Ned Freed writes, quoting Mark E. Mallett:
I don't think that "Auto-Submitted" is a strong indicator of a
non-notifiable message, and as I've said I can imagine cases where
it's just the opposite.
Exactly. One of the main use cases we have for Sieve notify is in
what I believe they call a "sensitive" environment - not cut off
completely from the rest of the world, but with strict rules about
what can and cannot cross boundaries. Since messages, including
various sorts of notifications, cannot leave this environment, the
goal is to generate notifications that basically say "there's
soemthing over here you need to look at" but which never say any more
than that and send those out. (Yes, I'm well aware of the potential
for traffic analysis here, but I'm not the one who designed or
specified any off this.) In this use case it is critically important
that all messages be able to generate such a notification.

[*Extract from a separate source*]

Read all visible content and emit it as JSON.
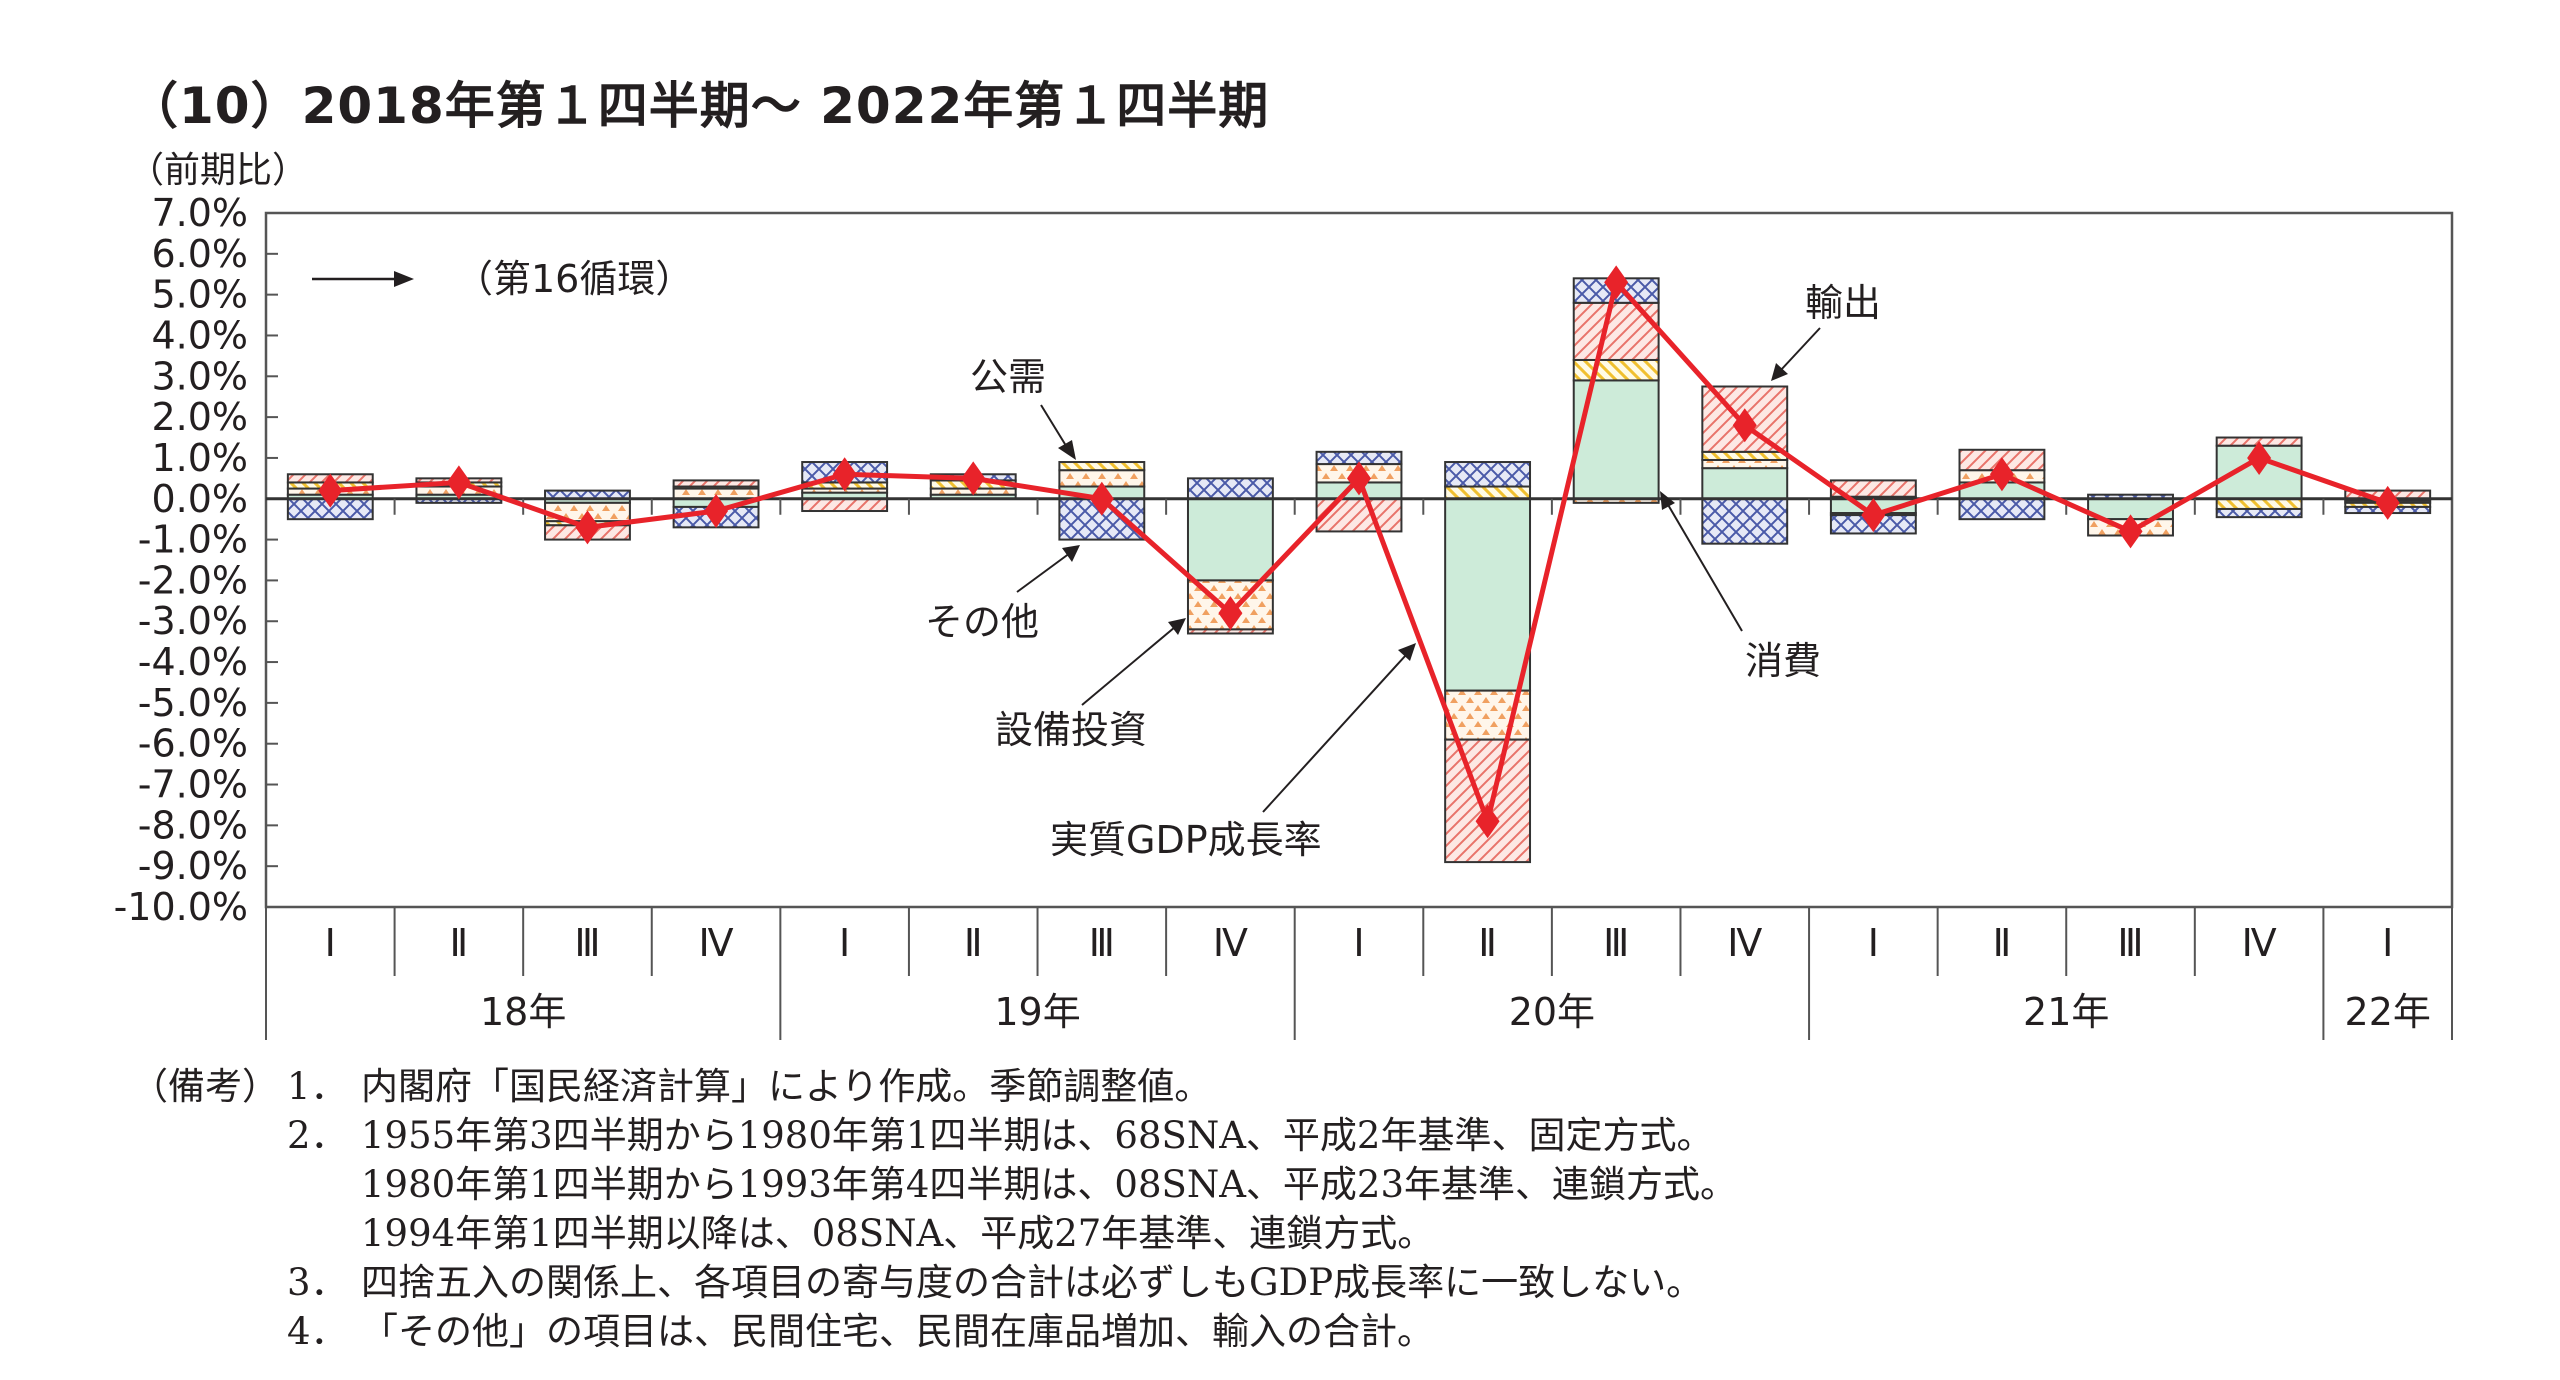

As for
loops, they cannot occur since these notification messages can only
leave, not reenter.
Suppose there were some header field which carried enough identification
to avoid loops. Perhaps a widely supported header field called
"Message-Based-On:" with a list of message-ids. There isn't any such
thing, but suppose there were.
IWould the rules of that sensitive prevent use of Message-Based-On? I
have a feeling that the rules would forbid leaking those message-ids
back out of the sensitive area. If that feeling is right, then there is
a basic conflict between your customer's needs and the IESG/IETF rules.